The term “sustainability” has become a popular catch phrase in recent years. Many definitions of sustainable energy emphasize the importance of meeting the energy needs of both present and future generations while addressing social, environmental, economic, and technological limitations. Most of the energy consumed in the US is used for transportation or to generate electricity (EIA 2014a). Analyzing the sustainability of the current transportation sector and possible alternatives, as well as the electricity generation sector is an important step toward developing a more sustainable energy system in the US. In the first analysis, the transportation sector is addressed by modeling the cost of delivering forest biomass chips to produce biofuel using a new production pathway developed at the University of Maine. In the second analysis, the electricity generation sector is addressed through a multi-criteria decision analysis (MCDA) of 13 different electricity generation technologies using six different criteria spanning the four areas of sustainability.
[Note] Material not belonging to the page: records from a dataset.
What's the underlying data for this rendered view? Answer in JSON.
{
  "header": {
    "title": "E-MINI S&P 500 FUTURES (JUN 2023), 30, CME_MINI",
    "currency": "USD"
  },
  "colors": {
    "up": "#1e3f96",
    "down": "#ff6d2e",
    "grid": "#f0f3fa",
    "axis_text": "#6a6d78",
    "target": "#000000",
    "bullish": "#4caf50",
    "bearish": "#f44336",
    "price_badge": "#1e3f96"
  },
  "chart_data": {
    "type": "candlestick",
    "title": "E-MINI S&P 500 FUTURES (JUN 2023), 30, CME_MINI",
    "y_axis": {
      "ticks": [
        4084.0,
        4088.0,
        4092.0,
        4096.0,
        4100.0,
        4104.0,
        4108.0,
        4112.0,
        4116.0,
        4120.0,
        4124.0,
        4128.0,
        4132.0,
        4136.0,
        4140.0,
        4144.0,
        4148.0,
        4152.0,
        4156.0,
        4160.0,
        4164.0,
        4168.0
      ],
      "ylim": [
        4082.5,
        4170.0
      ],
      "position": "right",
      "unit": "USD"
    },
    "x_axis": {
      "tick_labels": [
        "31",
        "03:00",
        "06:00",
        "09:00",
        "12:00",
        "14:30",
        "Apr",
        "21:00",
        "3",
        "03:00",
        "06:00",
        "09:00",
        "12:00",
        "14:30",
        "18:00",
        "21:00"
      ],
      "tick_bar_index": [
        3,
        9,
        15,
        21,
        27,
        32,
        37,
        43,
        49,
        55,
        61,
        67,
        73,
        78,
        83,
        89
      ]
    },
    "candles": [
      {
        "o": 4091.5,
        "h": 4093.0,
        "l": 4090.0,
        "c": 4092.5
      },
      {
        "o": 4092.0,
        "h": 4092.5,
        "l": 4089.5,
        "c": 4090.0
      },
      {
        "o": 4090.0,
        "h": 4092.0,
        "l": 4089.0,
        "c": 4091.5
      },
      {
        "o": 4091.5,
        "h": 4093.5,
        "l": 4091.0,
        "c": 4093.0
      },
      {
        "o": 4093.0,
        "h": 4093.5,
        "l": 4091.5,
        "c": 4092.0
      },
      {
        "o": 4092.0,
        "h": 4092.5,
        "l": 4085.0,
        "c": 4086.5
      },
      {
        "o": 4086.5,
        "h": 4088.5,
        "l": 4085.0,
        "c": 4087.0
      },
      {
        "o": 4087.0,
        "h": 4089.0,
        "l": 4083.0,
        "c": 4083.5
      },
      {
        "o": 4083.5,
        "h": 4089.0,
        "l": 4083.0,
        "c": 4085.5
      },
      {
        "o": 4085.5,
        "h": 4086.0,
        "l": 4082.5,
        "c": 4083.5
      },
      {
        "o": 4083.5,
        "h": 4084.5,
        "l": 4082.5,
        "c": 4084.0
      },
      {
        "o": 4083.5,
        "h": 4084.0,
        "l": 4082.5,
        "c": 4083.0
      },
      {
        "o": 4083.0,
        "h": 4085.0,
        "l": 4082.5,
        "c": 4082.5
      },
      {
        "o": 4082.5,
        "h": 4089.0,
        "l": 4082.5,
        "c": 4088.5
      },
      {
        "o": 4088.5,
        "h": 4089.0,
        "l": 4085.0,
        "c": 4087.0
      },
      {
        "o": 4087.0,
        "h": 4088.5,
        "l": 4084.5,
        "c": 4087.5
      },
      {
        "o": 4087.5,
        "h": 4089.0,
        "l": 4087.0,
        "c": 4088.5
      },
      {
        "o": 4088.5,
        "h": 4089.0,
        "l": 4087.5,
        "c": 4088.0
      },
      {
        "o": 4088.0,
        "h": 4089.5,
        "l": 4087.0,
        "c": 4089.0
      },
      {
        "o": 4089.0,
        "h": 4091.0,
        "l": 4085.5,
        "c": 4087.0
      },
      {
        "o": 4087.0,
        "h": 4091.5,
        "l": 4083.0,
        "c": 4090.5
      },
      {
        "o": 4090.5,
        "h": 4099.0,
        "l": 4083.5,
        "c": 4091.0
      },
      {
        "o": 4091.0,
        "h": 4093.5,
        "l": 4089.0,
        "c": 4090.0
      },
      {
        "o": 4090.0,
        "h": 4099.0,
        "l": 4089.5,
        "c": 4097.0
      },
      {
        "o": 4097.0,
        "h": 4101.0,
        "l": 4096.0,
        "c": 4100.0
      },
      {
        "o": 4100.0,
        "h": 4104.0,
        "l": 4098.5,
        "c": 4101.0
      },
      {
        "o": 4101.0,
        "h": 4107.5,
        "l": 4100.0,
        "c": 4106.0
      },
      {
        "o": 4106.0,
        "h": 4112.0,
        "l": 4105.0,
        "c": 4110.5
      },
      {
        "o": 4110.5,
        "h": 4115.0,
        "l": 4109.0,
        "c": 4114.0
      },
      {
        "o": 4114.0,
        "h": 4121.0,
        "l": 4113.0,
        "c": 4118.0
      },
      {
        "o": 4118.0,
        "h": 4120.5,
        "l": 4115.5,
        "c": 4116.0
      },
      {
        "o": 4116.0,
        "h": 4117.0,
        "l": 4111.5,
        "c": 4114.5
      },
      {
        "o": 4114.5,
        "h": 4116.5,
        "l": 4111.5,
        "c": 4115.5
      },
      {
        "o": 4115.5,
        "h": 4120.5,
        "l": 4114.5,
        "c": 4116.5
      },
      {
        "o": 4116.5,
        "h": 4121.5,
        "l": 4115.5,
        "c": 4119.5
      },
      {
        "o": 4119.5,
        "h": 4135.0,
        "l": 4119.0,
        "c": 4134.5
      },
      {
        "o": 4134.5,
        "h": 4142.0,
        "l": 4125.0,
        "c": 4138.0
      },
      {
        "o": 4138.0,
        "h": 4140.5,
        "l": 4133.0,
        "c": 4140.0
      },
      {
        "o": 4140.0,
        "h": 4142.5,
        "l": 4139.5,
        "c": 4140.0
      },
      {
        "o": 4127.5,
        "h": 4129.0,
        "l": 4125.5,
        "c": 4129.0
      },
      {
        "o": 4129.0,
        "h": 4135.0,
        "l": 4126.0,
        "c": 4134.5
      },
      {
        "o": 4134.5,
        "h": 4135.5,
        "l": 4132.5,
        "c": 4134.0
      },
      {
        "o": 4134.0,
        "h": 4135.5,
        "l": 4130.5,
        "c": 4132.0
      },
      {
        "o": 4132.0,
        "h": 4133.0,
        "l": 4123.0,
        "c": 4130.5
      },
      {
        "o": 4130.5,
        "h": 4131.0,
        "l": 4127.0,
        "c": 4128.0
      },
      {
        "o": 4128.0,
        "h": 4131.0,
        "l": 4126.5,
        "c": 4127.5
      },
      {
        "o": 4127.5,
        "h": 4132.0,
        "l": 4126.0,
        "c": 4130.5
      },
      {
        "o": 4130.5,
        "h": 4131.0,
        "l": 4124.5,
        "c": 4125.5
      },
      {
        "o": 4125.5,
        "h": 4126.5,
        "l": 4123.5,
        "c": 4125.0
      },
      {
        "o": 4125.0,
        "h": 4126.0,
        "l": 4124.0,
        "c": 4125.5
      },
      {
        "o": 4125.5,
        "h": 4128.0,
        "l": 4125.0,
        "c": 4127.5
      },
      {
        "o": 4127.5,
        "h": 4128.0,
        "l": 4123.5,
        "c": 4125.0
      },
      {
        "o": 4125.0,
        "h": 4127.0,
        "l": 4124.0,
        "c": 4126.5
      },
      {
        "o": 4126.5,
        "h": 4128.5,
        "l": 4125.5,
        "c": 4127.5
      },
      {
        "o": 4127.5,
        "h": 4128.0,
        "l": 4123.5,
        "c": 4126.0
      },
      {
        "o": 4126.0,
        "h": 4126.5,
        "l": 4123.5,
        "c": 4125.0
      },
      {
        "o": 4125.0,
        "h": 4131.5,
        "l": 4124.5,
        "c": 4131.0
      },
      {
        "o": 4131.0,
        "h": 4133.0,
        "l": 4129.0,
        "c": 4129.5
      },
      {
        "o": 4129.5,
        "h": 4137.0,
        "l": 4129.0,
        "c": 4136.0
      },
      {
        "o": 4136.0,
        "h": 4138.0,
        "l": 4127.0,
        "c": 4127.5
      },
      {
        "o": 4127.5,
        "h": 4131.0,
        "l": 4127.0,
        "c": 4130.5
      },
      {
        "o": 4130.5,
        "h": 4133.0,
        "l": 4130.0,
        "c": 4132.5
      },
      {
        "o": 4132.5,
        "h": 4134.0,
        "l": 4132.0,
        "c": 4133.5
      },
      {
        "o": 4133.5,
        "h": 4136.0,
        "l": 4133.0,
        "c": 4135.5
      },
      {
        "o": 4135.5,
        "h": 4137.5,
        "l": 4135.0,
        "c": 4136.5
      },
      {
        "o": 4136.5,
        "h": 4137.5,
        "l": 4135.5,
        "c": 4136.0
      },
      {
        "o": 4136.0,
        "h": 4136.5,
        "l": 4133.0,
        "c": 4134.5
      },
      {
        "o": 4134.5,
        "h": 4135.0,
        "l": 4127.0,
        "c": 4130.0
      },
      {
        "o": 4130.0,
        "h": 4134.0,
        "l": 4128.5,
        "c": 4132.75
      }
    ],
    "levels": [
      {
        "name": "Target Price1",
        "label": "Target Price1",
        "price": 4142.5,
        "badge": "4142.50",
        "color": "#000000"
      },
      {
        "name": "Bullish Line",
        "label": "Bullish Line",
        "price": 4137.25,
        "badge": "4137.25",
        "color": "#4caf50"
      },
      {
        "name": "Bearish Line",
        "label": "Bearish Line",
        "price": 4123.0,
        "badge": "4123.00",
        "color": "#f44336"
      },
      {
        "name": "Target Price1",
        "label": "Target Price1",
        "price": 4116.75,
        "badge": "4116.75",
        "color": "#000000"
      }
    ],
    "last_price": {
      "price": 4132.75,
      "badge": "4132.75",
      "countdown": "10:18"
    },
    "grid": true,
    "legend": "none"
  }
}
In the first analysis, an economic biomass supply chain model for Maine was developed to estimate the delivered cost of biomass chips using the stumpage price paid to the landowner for the biomass, the cost of harvesting and chipping the logging residues, and the cost of transporting the biomass chips to a theoretical biorefinery. Harvesting costs were estimated using Maine-specific productivity equations, harvesting assumptions, and hourly costs. Transportation costs were estimated using round trip distance to the potential biorefinery. The delivered cost of biomass was estimated for multiple scenarios, including variation in the machine cost rate, variables impacting machine productivity, transport distance, and stand characteristics. The delivered cost of biomass was found to be below the current biomass chip price when biomass was treated as a waste product and within the range of the current price or higher when harvesting costs were included. The results of this analysis will serve as a portion of the overall sustainability assessment of the new biofuel pathway.

In the second analysis, MCDA was used to compare the technical, economic, environmental, and social sustainability of 13 commercially available electricity generation technologies in the US using the criteria of job creation, levelized cost of energy (LCOE), greenhouse gas emissions, water consumption, land use, and capacity factor. Using MCDA, weights were assigned for each criterion to indicate the relative importance to the decision maker and then the weighted scores were used to rank the technologies. The resulting sustainability ranking is a helpful tool for comparing electricity generation technologies across sustainability criteria, which can be useful for policy making. Five different sets of weights were used to simulate the following potential decision-maker preference scenarios: all equal; jobs and LCOE; environmental; climate change; and climate change and economy. Changing the weights used substantially changed the technology rankings, as different measures of sustainability were deemed more or less important.

These two analyses address sustainable energy use in electricity and transportation sectors which may overlap in energy feedstocks such as biomass. Sustainability analysis at the national and regional level can be used by decision makers to compare alternatives.